There’s a certain romance to shopping in person. The dressing room movie montage, the serendipitous moment of finding the perfect piece in a discarded corner…shopping is much more than just trying on clothes. It’s about the experience as much as it’s about the products themselves. Where luxury stores offer niceties and glasses of champagne, other brands blast music in moody lighting. Some stores use specific scents or colors to communicate who they are to shoppers in order to provide a well rounded experience that goes beyond the clothes they’re selling.
As online shopping continues to soar in popularity since the global pandemic, apparel brands are learning to translate these experiences into the digital realm. By shifting focus to creative social media campaigns and engaging websites, clothing companies are adapting to a more virtual model. But where other industries have implemented algorithmic curation to modernize with an increasingly digital world, the fashion industry has fallen behind.
Why are fashion platforms struggling to curate for users’ personal tastes?
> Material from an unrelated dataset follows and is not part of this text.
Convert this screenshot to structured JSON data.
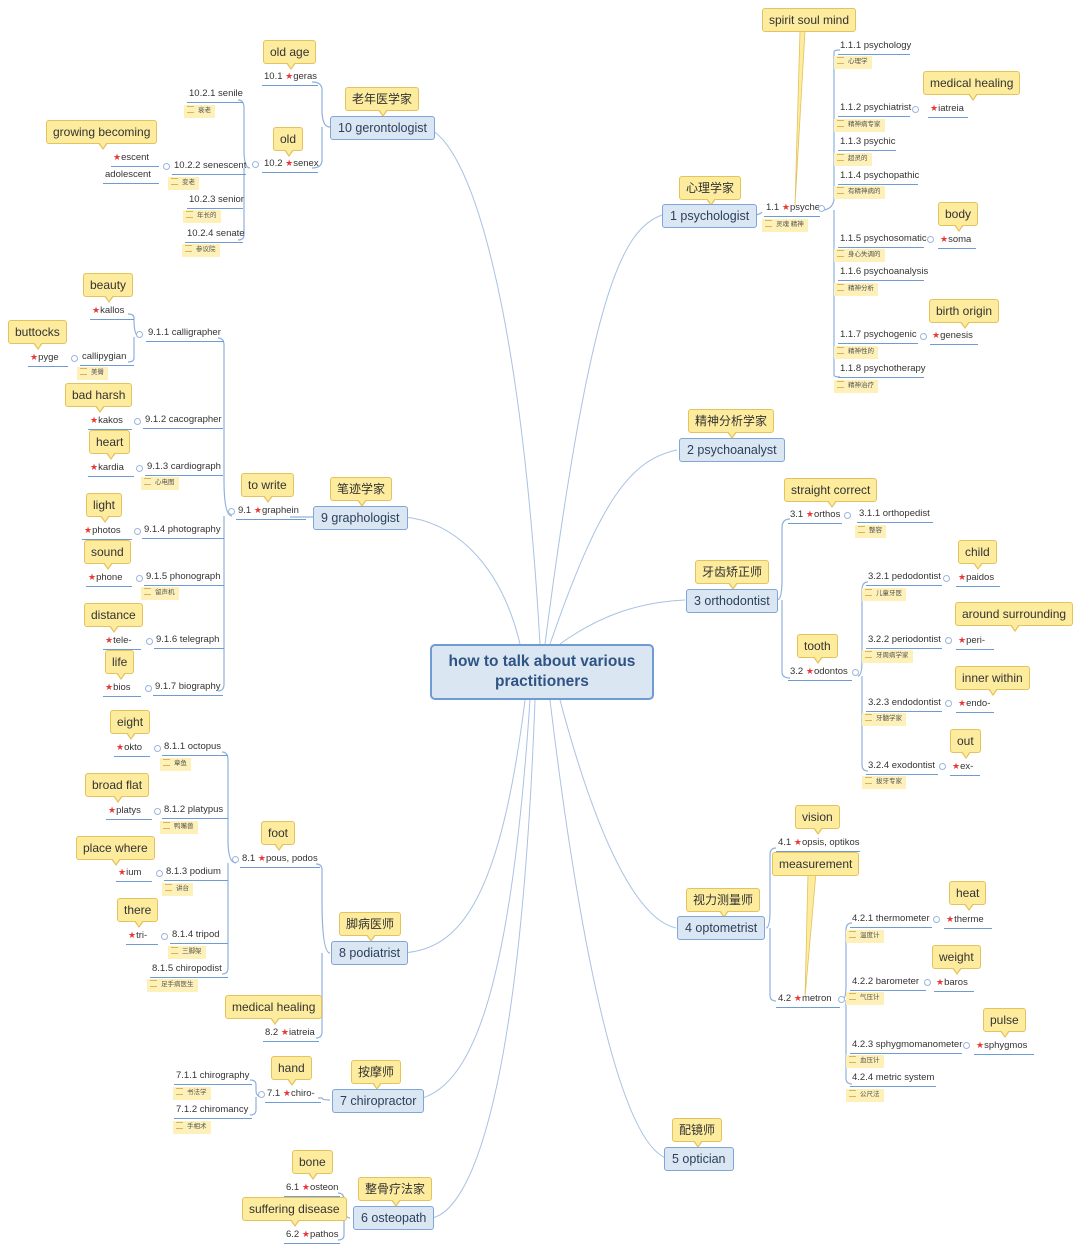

We’re seeing extremely successful algorithms offer personalized recommendations in adjacent industries. Spotify does it with music. With individualized playlists and daily mixes, they have taken over the role of ‘friend with incredibly niche music taste.’ We experience it daily on TikTok, where algorithms captivatingly provide personalized entertainment dependent on our viewing habits. Yet popular clothing sites don’t offer the same services. The way a really good salesperson can read a shoppers aesthetic and anticipate their tastes, online shopping platforms seem unable to harness AI to recommend products that will sell.
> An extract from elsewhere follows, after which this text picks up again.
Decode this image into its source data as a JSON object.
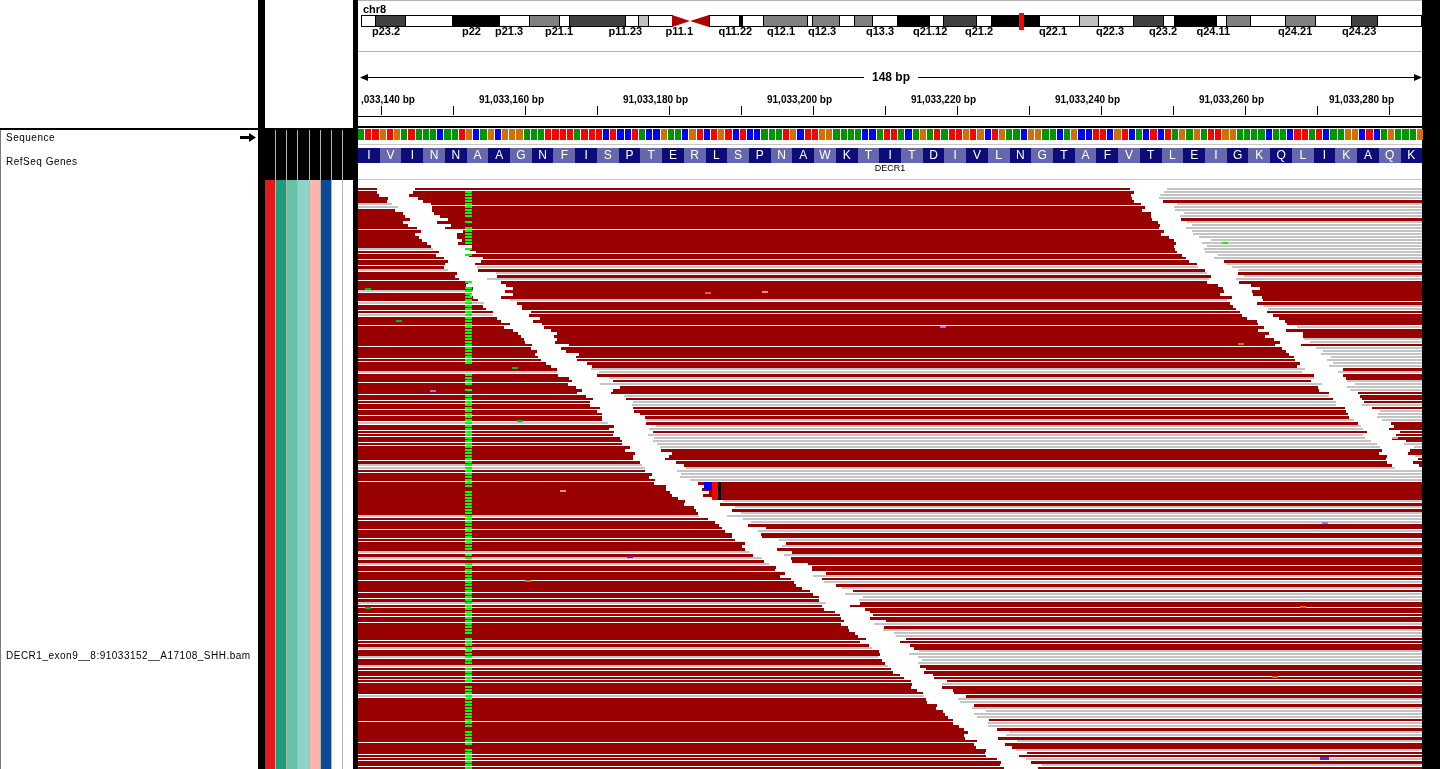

We think they’re missing something.
The clothes we buy exist in the physical world in a way that music and entertainment don’t. Shortly after we click ‘purchase,’ clothes live on our bodies. Because everyone’s body is slightly different, the way something looks and feels will always play a determining role in consumption. Online shopping platforms can’t provide the same emotional experience as physical stores until they show how clothes will look on their customers. We think virtual try on is the fashion industry's answer. As consumers continue to crave increasingly personalized digital experiences, platforms need to cater to more than just customer tastes, they need to cater to customers' bodies.